Personalize the security awareness program

Employees are more likely to absorb a lesson if it directly relates to their daily work. Organizations must ensure that, to whatever extent possible, they make their program relevant and ensure that the information is personalized and timely to what may be seen or experienced by employees at work. If using a vendor, evaluate whether that vendor can provide real-life examples and threat intelligence to add color to the training so employees can relate to it and understand its value.

Remember that easy learning is easy forgetting. Employees should be exposed to a considerable range of potential threats in their training so they can be better prepared to handle a variety of highly complex attack vectors in real life. Organizations should also practice retrieval of this learning — this threat exposure should not just be a part of onboarding, but rather a continuous effort of regular refresher trainings.
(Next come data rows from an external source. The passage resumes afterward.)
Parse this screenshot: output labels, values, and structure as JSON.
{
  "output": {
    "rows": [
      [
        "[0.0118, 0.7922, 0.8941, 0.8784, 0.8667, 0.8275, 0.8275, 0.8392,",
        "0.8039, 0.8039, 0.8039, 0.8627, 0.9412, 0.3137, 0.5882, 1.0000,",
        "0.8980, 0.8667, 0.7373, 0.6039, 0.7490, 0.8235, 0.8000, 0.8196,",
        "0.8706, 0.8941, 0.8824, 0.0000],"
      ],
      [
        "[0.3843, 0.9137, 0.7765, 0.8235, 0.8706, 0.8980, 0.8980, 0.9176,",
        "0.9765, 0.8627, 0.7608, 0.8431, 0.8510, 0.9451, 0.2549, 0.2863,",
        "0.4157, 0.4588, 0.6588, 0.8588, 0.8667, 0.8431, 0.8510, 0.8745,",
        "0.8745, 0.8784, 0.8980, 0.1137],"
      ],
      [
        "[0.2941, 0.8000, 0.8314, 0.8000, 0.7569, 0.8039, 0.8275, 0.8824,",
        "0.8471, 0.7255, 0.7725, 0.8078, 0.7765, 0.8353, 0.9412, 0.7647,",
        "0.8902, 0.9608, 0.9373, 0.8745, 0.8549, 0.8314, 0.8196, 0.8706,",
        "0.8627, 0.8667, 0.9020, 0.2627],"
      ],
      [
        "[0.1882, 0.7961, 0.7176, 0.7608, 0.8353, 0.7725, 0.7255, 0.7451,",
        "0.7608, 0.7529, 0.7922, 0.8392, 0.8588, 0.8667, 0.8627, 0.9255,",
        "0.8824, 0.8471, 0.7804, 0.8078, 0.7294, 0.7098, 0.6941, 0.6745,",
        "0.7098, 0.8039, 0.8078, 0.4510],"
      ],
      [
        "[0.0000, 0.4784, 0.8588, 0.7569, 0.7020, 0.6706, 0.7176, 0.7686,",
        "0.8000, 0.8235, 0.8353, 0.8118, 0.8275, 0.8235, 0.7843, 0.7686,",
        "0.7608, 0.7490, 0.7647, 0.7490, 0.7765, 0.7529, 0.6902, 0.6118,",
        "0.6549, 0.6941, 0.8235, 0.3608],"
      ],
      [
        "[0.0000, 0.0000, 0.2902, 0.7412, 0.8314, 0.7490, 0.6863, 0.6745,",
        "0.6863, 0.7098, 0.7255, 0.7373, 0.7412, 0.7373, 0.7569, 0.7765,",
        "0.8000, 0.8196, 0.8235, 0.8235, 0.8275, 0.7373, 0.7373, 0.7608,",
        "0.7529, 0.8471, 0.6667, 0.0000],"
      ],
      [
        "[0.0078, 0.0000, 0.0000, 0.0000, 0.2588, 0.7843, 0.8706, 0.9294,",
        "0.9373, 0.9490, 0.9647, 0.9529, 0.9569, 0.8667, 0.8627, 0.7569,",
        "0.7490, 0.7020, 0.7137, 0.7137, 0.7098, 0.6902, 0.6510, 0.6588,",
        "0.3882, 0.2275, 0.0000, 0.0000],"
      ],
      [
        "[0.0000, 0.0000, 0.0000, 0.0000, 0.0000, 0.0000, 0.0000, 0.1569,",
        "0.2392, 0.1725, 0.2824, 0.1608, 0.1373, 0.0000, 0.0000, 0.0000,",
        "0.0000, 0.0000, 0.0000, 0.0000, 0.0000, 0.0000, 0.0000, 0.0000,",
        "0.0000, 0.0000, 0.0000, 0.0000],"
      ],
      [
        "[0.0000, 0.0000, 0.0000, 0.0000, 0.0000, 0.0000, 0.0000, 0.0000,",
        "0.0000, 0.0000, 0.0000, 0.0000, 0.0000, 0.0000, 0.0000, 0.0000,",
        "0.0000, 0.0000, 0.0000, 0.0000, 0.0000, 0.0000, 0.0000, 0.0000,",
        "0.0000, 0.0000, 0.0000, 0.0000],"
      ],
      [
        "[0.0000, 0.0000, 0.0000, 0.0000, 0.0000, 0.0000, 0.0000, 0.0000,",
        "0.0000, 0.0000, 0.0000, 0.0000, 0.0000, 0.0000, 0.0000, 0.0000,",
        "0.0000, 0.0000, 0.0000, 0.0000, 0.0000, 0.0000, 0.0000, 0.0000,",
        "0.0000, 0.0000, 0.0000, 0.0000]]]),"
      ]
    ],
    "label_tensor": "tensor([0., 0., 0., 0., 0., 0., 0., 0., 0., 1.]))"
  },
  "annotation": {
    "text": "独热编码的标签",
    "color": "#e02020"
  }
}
Ensure leadership support 

Employees model the behaviors practiced by their leaders. If executives do not consider security a business priority, they can be assured that their employees will not either.

Leadership can see to it that their program is especially worthwhile and effective by exposing new hires to an organization’s training program within a month (at most) of that person joining the team. If leadership wants an effective program, they need to ‘walk the talk’ and, if possible, reinforce cybersecurity messaging like any other relevant topic in their meetings. Annual general security refreshers, quarterly phishing campaigns and regular automated threat testing will send the message that leaders are invested in their team’s security awareness.

Staggering training and reviews is paramount to avoiding the cognitive overload of employees — modules should last about 10-15 minutes and be interactive. Taking special care in setting the timeline of a cybersecurity awareness program will maximize efficiency while avoiding employee mental strain. In addition, messaging should take diversity and inclusion into account where possible.

Use a reward system to incentivize employees

Organizations should lead with positive reinforcement to incentivize the program by including honorable mentions, naming security champions of the month, or designating more physical rewards like merchandise. Management should also develop metrics to measure the success of the program for visibility and accountability purposes.

Organizations that can find the right balance of monitoring, threat detection and user awareness will see the most success protecting their people and systems against the ever-evolving world of cyber threats.